Weaknesses: In my opinion, this paper has a couple of weaknesses. 1. The main weakness, in my opinion, is that this work requires the knowledge of the manifold. Otherwise, the ambient dimension will appear in the rates, but this is not considered in this work. However, in that case, with the improved Weil's inequality in hand (which is truly the only important result in this work), everything can follow pretty easily from previous works on learning with RKHS. 2. It does not discuss optimality of the results. In particular, the dependency on $p$, $\Omega$ and $m$ should be discussed in further details. In addition, under some extra smoothness assumptions on $f^*$, can a tradeoff be achieved between the bias and the variance terms in Theorem 4? 3. It only considers manifold with curvature bounded from above, by a positive constant. What happens when this constant is zero (the manifold is then NPC, which is a relevant case to consider) or when it is negative? What happens when the curvature is bounded from below? The latter is discussed in some lemmas, but not in the statistical results.
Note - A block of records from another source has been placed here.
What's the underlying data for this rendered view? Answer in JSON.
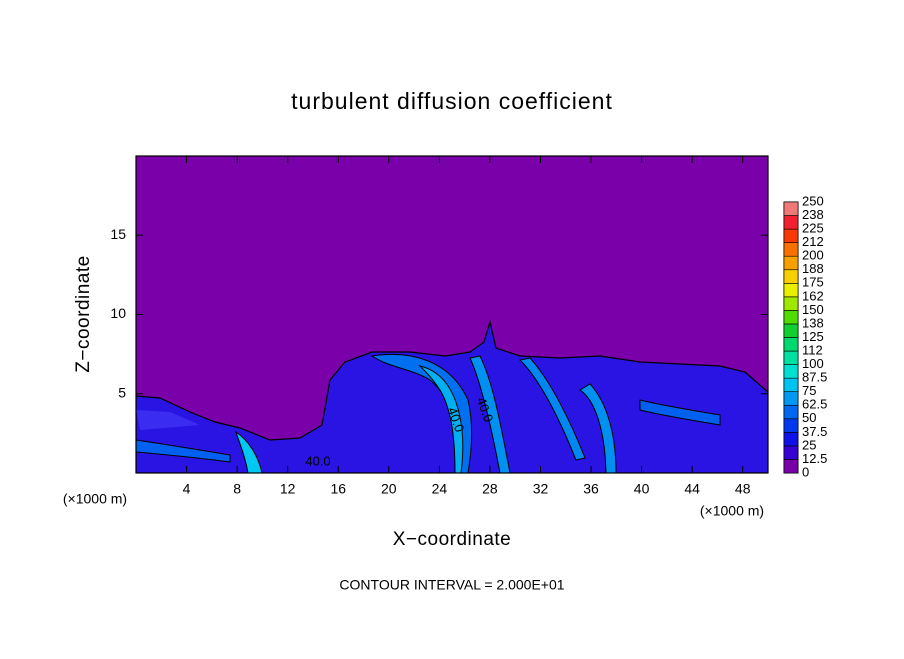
{
  "chart_data": {
    "type": "contour",
    "title": "turbulent diffusion coefficient",
    "x_label": "X−coordinate",
    "y_label": "Z−coordinate",
    "x_unit": "(×1000 m)",
    "footnote": "CONTOUR INTERVAL = 2.000E+01",
    "xlim": [
      0,
      50
    ],
    "ylim": [
      0,
      20
    ],
    "xticks": [
      4,
      8,
      12,
      16,
      20,
      24,
      28,
      32,
      36,
      40,
      44,
      48
    ],
    "yticks": [
      5,
      10,
      15
    ],
    "contour_labels": [
      "40.0",
      "40.0",
      "40.0"
    ],
    "colorbar": {
      "levels": [
        0,
        12.5,
        25,
        37.5,
        50,
        62.5,
        75,
        87.5,
        100,
        {
          "value": 112.5,
          "label": "112"
        },
        125,
        {
          "value": 137.5,
          "label": "138"
        },
        150,
        {
          "value": 162.5,
          "label": "162"
        },
        175,
        {
          "value": 187.5,
          "label": "188"
        },
        200,
        {
          "value": 212.5,
          "label": "212"
        },
        225,
        {
          "value": 237.5,
          "label": "238"
        },
        250
      ],
      "colors": [
        "#7800a8",
        "#3400d4",
        "#1010e8",
        "#0038f0",
        "#0068f0",
        "#0098f0",
        "#00c4f0",
        "#00e0d0",
        "#00e0a0",
        "#00d870",
        "#10d030",
        "#50dc00",
        "#a0e800",
        "#e8f000",
        "#f8d000",
        "#f8a000",
        "#f87000",
        "#f83800",
        "#f02030",
        "#f07878"
      ]
    }
  }
}
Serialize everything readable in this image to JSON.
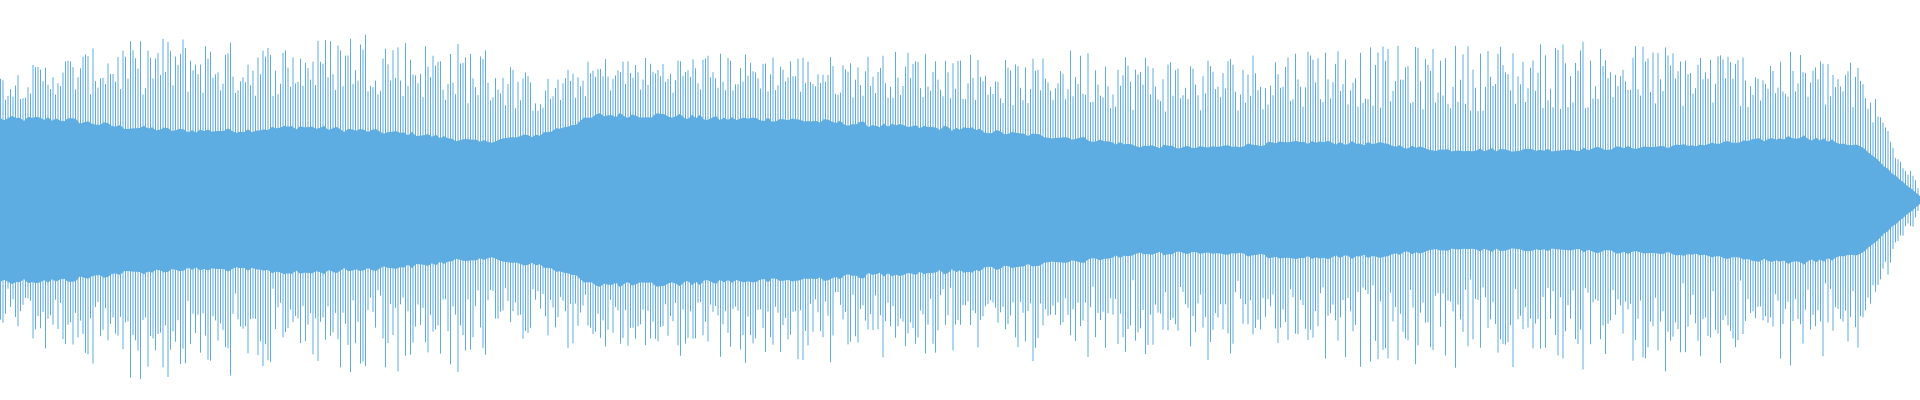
{
  "waveform": {
    "color": "#5dade2",
    "background": "#ffffff",
    "peak_amplitude": [
      0.63,
      0.72,
      0.79,
      0.83,
      0.79,
      0.79,
      0.87,
      0.8,
      0.79,
      0.6,
      0.72,
      0.72,
      0.74,
      0.74,
      0.72,
      0.75,
      0.75,
      0.69,
      0.77,
      0.74,
      0.72,
      0.75,
      0.79,
      0.77,
      0.78,
      0.79,
      0.8,
      0.79,
      0.78,
      0.75,
      0.74,
      0.69,
      0.08
    ],
    "rms_amplitude": [
      0.42,
      0.42,
      0.38,
      0.36,
      0.36,
      0.38,
      0.36,
      0.34,
      0.3,
      0.34,
      0.44,
      0.44,
      0.42,
      0.42,
      0.4,
      0.38,
      0.37,
      0.34,
      0.32,
      0.28,
      0.27,
      0.29,
      0.3,
      0.29,
      0.26,
      0.26,
      0.26,
      0.27,
      0.28,
      0.3,
      0.33,
      0.28,
      0.02
    ]
  }
}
Correctness: All the claims and proofs seem correct to me.

Clarity: The paper is well written. Just a few remarks below. 1. Line 230, there should be f^* instead of f 2. In Theorem 1.1 (Line 231), the author should recall that alpha is the regularizing parameter. In addition, under the absence of noise, it seems a bit strange to write a result for alpha \neq 0. 3. Line 469: There should be \mathcal H instead of H (twice). 4. Lemma 8: Why consider curvature bounded from below here, whereas the learning results do not cover this case?

Relation to Prior Work: The related literature seems fairly well discussed in this work.

Reproducibility: Yes

Additional Feedback:

Review 4

Summary and Contributions: This paper gives a bound of approximated function for the problem of regression using RKHS, when the samples are uniform on a Riemannian manifold. Furthermore, using the effective finite-dimension, they generalized the non-asymptotic version of Weyl law.

Strengths: Theoretically well-developed.

Weaknesses: Major Comments: 1. The authors proposed sample complexity for regression problem using RKHS. Though the theory seems solid and statement of the theorems make sense (didn't go through the detailed proof), the paper seems "dry". Some analysis of the theory are missing, e.g. (a) The main theorem, theorem 4 gives the bound on the function approximation error if the function has values uniformly over the manifold. In most practical cases this is not the case, hence the analysis of how crucial the constraint is to get the bound is essential. (b) In Lemma 1, in the satement, the author should comment on what happens if the sectional curvature is not bounded. For example, for homogeneous spaces, the sectional curvature is upper bounded but in the case of a general manifold, \kappa may not be finite. (c) The statement of the Theorem 3 does not make sense. It ends with "Let \hat{f} be the kernel regression estimaye with kernel ..." I don't understand what the theorem 3 trying to prove. (d) In theorem 4, for some value of p as defined in Eq. (3), we can have a \delta very close to 0, in that case, the right hand side of the upper bound on the norm of the approximation error between \hat{f} and f^* blows up and the bound becomes trivial. Is there any way to prevent that? Or can the authors comment on the implications on the choice of p. (e) Although I enjoy reading the paper, I don't see much further development for the NeurIPS community generated from this paper. May be a better venue is a Differential Geometry journal. Additional Comments: 1. Number the equations.

Correctness: The theorems are technically correct, although I didn't check the proofs presented in the supplement.

Clarity: Very well written.

Relation to Prior Work: Yes

Reproducibility: No

Additional Feedback: Although it does not have much application now, it is a very solid theoretical piece. Hence, I recommend acceptance.